Bir felsefi-edebiyat metni oluşturmak

Bir edebi eser ile felsefe arasında bir irtibat kurmak ve esası kurgu olan sanatsal bir dil dizgesine düşünce esaslı bir değer atfetmek önemli bir tartışmadır. Bu bağlamda Nurettin Topçu’nun Reha’sı, Bilge Karasu’nun anlatıları, Oğuz Atay’ın romanları, hikayeleri ya da tiyatrosu ya da İhsan Oktay Anar’ın metinlerini bir edebiyat araştırmacısı nasıl değerlendirmelidir? sorusu önemi haizdir. Eskin de buna benzer bir gerçeklikten hareketle edebi metin-felsefi metin irtibatını edebiyattan yana tavır alarak anlatıyor. Eskin, “Edebiyat Araştırması Açısından Bazı Dikkatler” bölümünde edebi metnin sonuçta sanatsal bir metin olduğunu altını çizerek belirtmektedir. Eskin eserinde “felsefenin edebi eseri strüktüral açıdan kurucu ve yapıcı işlevinin ortaya çıkar”maya çalıştığını söyler. Eskin’e göre Tanpınar’ın Bergson etkileşimi ahlak açısından ya da metafizik açıdan değil estetik açıdan değerlendirilmelidir.

Türkiye’de Bergson’u aramak

Meşrutiyet dönemi siyasal ve sosyal alanda meydana gelen hizipleşmeler/partileşmeler edebiyata da yansımış ve edebi hizipler bu dönemde ortaya çıkmıştır. Bu hiziplerden biri de Bergsoncular’dır. Bergson’dan ilk olarak söz edenler Servetifünun’un eleştirmeni Ahmet Şuayb ve iflah olmaz bir muhalif olan Rıza Tevfik’miş. Rıza Tevfik üniversitedeki derslerinde Bergson’dan sıkça bahsedermiş. Şerif Eskin bireysel tercihler dışında Bergson’un sistematik etkisinin Dergah dergisiyle olduğunu söylemektedir. Özellikle Mustafa Şekip, İsmail Hakkı Baltacıoğlu gibi aydınlar Bergson’dan çeviriler yapmışlar. Tanpınar da Bergson’un düşünceleriyle Dergah çevresi döneminde tanışmış. Tanpınar ünlü romancı Marcel Proust’tan etkilenmiş en çok. Proust dışında şair Peguy da Bergsoncu olarak Tanpınar’ın etkilendiği isimlerdendir.

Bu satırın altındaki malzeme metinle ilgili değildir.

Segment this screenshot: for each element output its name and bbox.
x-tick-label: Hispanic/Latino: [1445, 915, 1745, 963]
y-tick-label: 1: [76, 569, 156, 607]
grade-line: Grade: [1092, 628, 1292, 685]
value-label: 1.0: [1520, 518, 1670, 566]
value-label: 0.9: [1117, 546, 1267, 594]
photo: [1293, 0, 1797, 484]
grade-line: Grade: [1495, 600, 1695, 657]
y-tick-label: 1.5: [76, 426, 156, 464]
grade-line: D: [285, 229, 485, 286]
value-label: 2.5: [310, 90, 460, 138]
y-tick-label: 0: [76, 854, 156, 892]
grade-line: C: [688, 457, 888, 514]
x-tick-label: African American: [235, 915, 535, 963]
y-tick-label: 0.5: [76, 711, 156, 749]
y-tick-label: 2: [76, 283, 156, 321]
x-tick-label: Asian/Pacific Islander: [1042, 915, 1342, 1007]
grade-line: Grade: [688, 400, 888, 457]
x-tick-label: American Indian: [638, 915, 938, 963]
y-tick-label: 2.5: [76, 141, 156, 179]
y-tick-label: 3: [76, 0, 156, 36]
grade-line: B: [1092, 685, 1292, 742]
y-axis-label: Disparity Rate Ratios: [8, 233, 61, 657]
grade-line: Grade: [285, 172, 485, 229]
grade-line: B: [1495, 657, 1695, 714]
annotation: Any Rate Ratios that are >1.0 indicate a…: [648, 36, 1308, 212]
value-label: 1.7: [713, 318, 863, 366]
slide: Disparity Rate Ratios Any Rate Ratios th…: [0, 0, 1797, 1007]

Eskin'e göre, Dergah çevresinden Bergson ile tanışan Tanpınar, daha sonra onun tezlerini içselleştirerek felsefeyi kendi sanatına bir mihenk taşına dönüştürmüş. Tanpınar Bergson’un zaman, oluş, ben, bilinç ve hafıza kavramlarını kendi eserinde içselleştirerek Türkçe tanımlamıştır bir anlamda. Matematik ve psikolojik zaman ayrımının en güzeli örneği Mahur Beste’de işlenmiş. Benzer bir ayrım Huzur romanında da varmış. Tanpınar’ın “yekpare zaman”ı Bergson’un “saf süre”sine karşılık gelmekteymiş. Saatleri Ayarlama Enstitüsü romanı ve Bursa ya da İstanbul denemeleri psikolojik zamanın göstergeleriymiş.

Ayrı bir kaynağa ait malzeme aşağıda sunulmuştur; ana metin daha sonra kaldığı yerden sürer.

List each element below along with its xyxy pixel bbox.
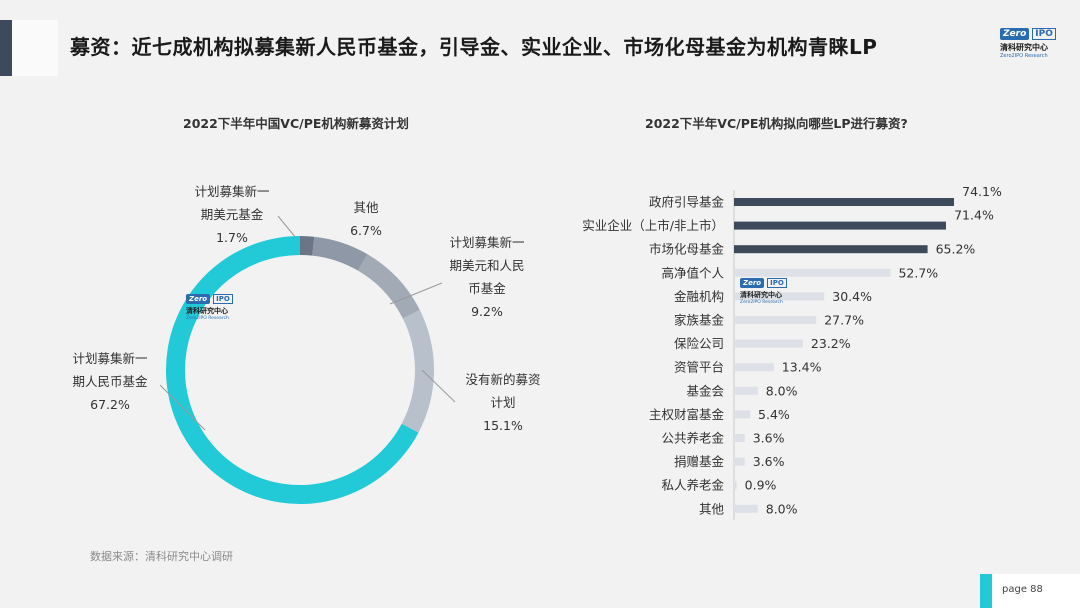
bar-category-label: 公共养老金 [661, 431, 724, 446]
bar-value-label: 8.0% [766, 501, 798, 516]
bar-category-label: 家族基金 [674, 313, 725, 328]
bar-value-label: 23.2% [811, 336, 851, 351]
bar-value-label: 65.2% [936, 242, 976, 257]
bar-category-label: 其他 [699, 501, 725, 516]
bar-value-label: 8.0% [766, 383, 798, 398]
logo-name-en: Zero2IPO Research [1000, 53, 1048, 59]
donut-slice [312, 236, 368, 271]
watermark-name-cn: 清科研究中心 [186, 307, 228, 315]
bar-category-label: 捐赠基金 [674, 454, 725, 469]
donut-category-label: 计划募集新一 [72, 351, 147, 366]
donut-category-label: 计划 [490, 395, 515, 410]
bar [734, 268, 891, 277]
watermark-name-en: Zero2IPO Research [186, 316, 229, 321]
logo-name-cn: 清科研究中心 [1000, 43, 1048, 52]
bar-category-label: 金融机构 [674, 289, 724, 304]
bar-value-label: 30.4% [832, 289, 872, 304]
bar-category-label: 私人养老金 [661, 478, 724, 493]
donut-category-label: 币基金 [468, 281, 506, 296]
logo-mark-left: Zero [1000, 28, 1030, 40]
bar-value-label: 5.4% [758, 407, 790, 422]
page-number: page 88 [1002, 584, 1043, 595]
donut-value-label: 67.2% [90, 397, 130, 412]
donut-category-label: 期美元基金 [201, 207, 264, 222]
donut-leader-line [421, 369, 456, 403]
watermark-mark-right: IPO [767, 278, 787, 288]
bar [734, 221, 946, 230]
donut-slice [300, 236, 315, 256]
bar-value-label: 52.7% [898, 265, 938, 280]
header-bar [0, 0, 1080, 76]
header-block [12, 20, 58, 76]
bar-value-label: 74.1% [962, 184, 1002, 199]
donut-chart-title: 2022下半年中国VC/PE机构新募资计划 [183, 116, 409, 131]
bar [734, 363, 774, 372]
donut-category-label: 其他 [353, 200, 379, 215]
donut-value-label: 15.1% [483, 418, 523, 433]
donut-category-label: 计划募集新一 [194, 184, 269, 199]
donut-value-label: 1.7% [216, 230, 248, 245]
watermark-mark-left: Zero [740, 278, 765, 288]
watermark-mark-right: IPO [213, 294, 233, 304]
donut-leader-line [277, 215, 297, 239]
data-source-note: 数据来源：清科研究中心调研 [90, 550, 233, 563]
watermark-name-en: Zero2IPO Research [740, 300, 783, 305]
bar [734, 410, 751, 419]
bar [734, 386, 758, 395]
page-footer: page 88 [980, 574, 1080, 608]
donut-category-label: 期人民币基金 [72, 374, 148, 389]
bar-category-label: 主权财富基金 [649, 407, 725, 422]
watermark-mark: Zero IPO [740, 278, 795, 288]
bar-value-label: 71.4% [954, 208, 994, 223]
bar-category-label: 政府引导基金 [649, 195, 725, 210]
watermark-name-cn: 清科研究中心 [740, 291, 782, 299]
bar [734, 292, 825, 301]
bar [734, 245, 928, 254]
bar-chart-title: 2022下半年VC/PE机构拟向哪些LP进行募资? [645, 116, 908, 131]
bar-category-label: 市场化母基金 [649, 242, 725, 257]
logo-mark-right: IPO [1032, 28, 1056, 40]
donut-category-label: 计划募集新一 [449, 235, 524, 250]
bar-category-label: 基金会 [686, 383, 724, 398]
bar-value-label: 3.6% [753, 454, 785, 469]
bar-category-label: 资管平台 [674, 360, 724, 375]
watermark-logo-right: Zero IPO 清科研究中心 Zero2IPO Research [740, 278, 795, 305]
page-title: 募资：近七成机构拟募集新人民币基金，引导金、实业企业、市场化母基金为机构青睐LP [70, 35, 878, 59]
brand-logo: Zero IPO 清科研究中心 Zero2IPO Research [1000, 28, 1058, 59]
donut-value-label: 9.2% [471, 304, 503, 319]
header-accent [0, 20, 12, 76]
donut-category-label: 没有新的募资 [465, 372, 540, 387]
bar [734, 198, 954, 206]
bar-value-label: 27.7% [824, 313, 864, 328]
bar-category-label: 实业企业（上市/非上市） [582, 218, 724, 233]
bar-value-label: 13.4% [782, 360, 822, 375]
watermark-logo-left: Zero IPO 清科研究中心 Zero2IPO Research [186, 294, 241, 321]
page-footer-accent [980, 574, 992, 608]
bar-category-label: 高净值个人 [661, 265, 724, 280]
bar-value-label: 3.6% [753, 431, 785, 446]
bar [734, 457, 745, 466]
bar [734, 339, 803, 348]
watermark-mark: Zero IPO [186, 294, 241, 304]
bar [734, 504, 758, 513]
donut-leader-line [389, 282, 443, 305]
donut-slice [357, 254, 420, 319]
donut-category-label: 期美元和人民 [449, 258, 524, 273]
donut-slice [401, 310, 435, 433]
bar [734, 481, 737, 490]
bar-value-label: 0.9% [745, 478, 777, 493]
donut-value-label: 6.7% [350, 223, 382, 238]
bar [734, 316, 817, 324]
bar-category-label: 保险公司 [674, 336, 724, 351]
logo-mark: Zero IPO [1000, 28, 1058, 40]
watermark-mark-left: Zero [186, 294, 211, 304]
donut-leader-line [159, 384, 206, 431]
bar [734, 434, 745, 442]
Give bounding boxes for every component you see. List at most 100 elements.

“Tanpınar bir Bergsonist midir?” sorusunu çalışması boyunca cevaplamaya çalışan Eskin, Tanpınar için bu soruyu hem evet hem de hayır’la karşılamış. Eskin’e göre evet, Tanpınar külliyatından kaynaklanır; hayır ise aralarında sistematik bir ilişki olmamasındandır. Şerif Eskin, Tanpınar’daki Bergson etkisini, unutturma otoritesinin olduğu bir dönemde hatırlatma arayışı olarak açıklar.

Türkiye’de Şerif Eskin’in çalışması gibi Batı ile karşılaştırmalı çalışmalara ihtiyaç var. Çünkü modernleşme döneminin ilk dönem aydınları Batı ile yüzleşme konusunda bizden fersah fersah öndeydi. Bu çalışmalar bize unuttuklarımızı hatırlatacak belki de.